Ebû Said El Hudri (r.a.) diyor ki: Ben bir gün fakir muhacirler topluluğu arasında oturuyordum. (Onların üzerlerinde avret yerleri hariç, vücutlarının tamamını örtecek kadar dahi elbiseleri yoktu.) Vücutlarının çıplak oluşundan dolayı bazıları diğerlerinin arkalarına gizleniyordu. Aralarından birisi Kur’an-ı Kerim okuyordu. O esnada Resûl-i Ekrem (s.a.v.) geldi ve yanımızda durdu. Peygamber (s.a.v.) gelince okuyan kişi sustu. Peygamberimiz (s.a.v.) selam verip, “Sizler ne yapıyordunuz?” diye sordu. “Allahu Tealâ’nın kelamını dinliyorduk” diye cevap verdik. Bunun üzerine Peygamber (s.a.v.), “Benim ümmetimden aralarında kendimi sabırla tutmam için emredildiğim insanları yaratan Allahu Teâlâ’ya hamd olsun” dedi. Sonra hepimize aynı uzaklıkta olarak tam ortamıza oturdu. Ondan sonra eliyle işaret ederek halka şeklinde oturmamızı söyledi. Sahabeler de halka yaparak oturdular. Hepsi yüzlerini Peygamber (s.a.v.)’e çevirdiler. Peygamber (s.a.v.) buyurdu ki: “Ey fakir muhacirler topluluğu, sizlere müjdeler olsun. Kıyamet gününde tam bir nura sahip olacaksınız ve Cennet’e zenginlerden yarım gün önce gireceksiniz. Bu yarım gün beş yüz seneye denk olacaktır”

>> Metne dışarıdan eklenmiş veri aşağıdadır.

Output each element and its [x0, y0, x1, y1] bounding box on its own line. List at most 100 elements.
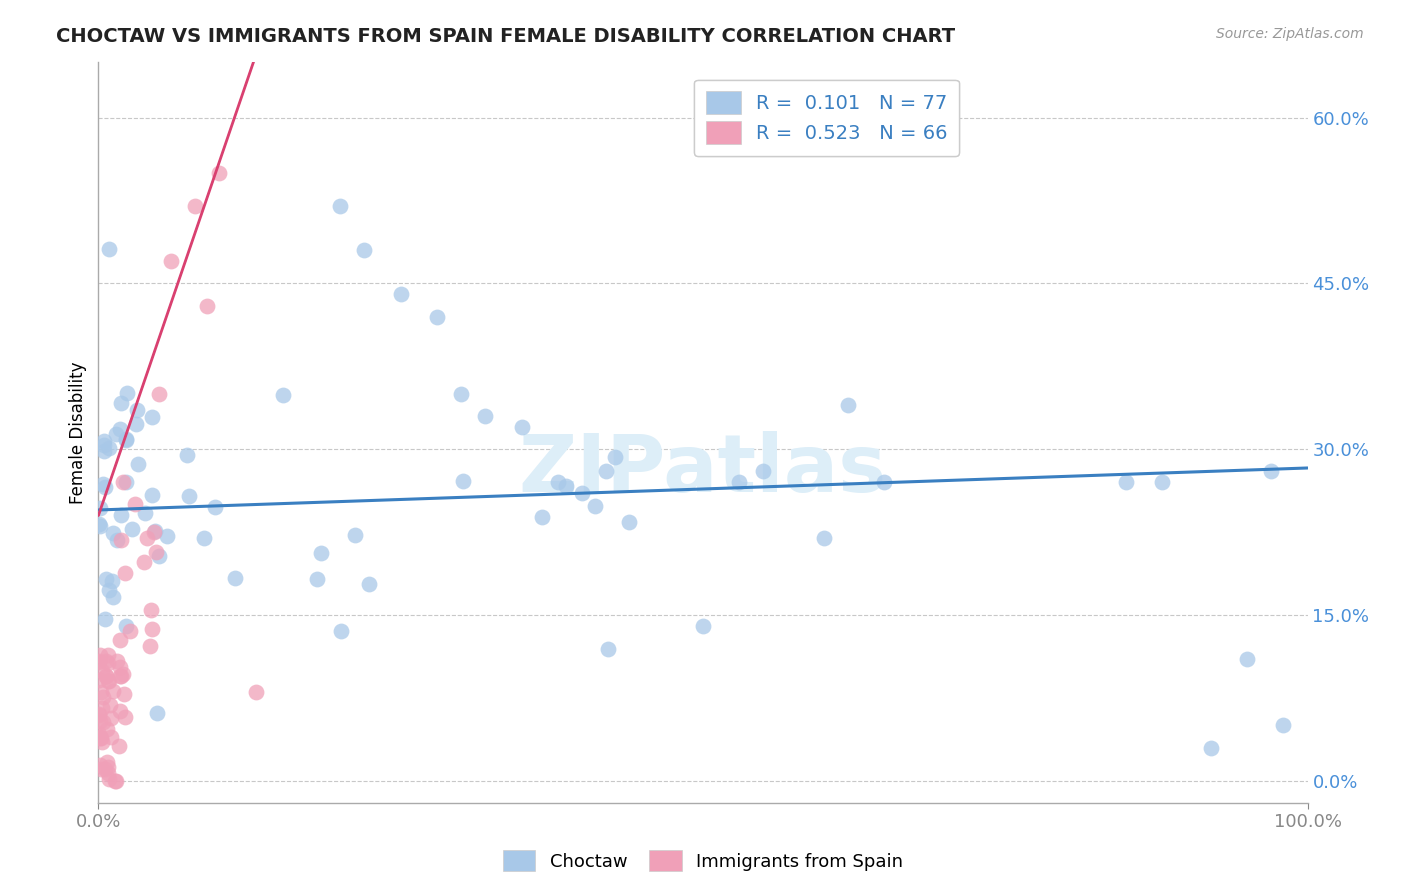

Nitekim: Ahiretin bir günü dünyanın bin yılına eşittir Allahu Teâlâ şöyle buyuruyor:  “Muhakkak ki, Rabbinin nezdinde bir gün, sizin saymakta olduklarınızdan bin yıl gibidir.” (Hac s. 47) Bu sebeple hadiste yarım gün için “Beşyüz sene” ifadesi kullanılmıştır.
Kur’an-ı Kerim okumanın fazileti pek çok hadislerde geçtiği gibi sınırsızdır. Bunun gibi Kur’an dinlemenin fazileti de bir çok hadislerde zikredilmektedir. Yukarıdaki hadisten anlaşıldığı gibi Peygamberlerin serdarı olan Peygamberimiz (s.a.v.)’e bile Kur’an okunan meclislere katılması emredilmiştir. Bundan daha büyük hangi fazilet olabilir?
Bazı alimler “Kur’an-ı Kerim’i dinlemek okumaktan daha üstündür, çünkü Kur’an-ı Kerim’i okumak sünnet, dinlemek farzdır. Farzın derecesi sünnetten üstündür” demişlerdir.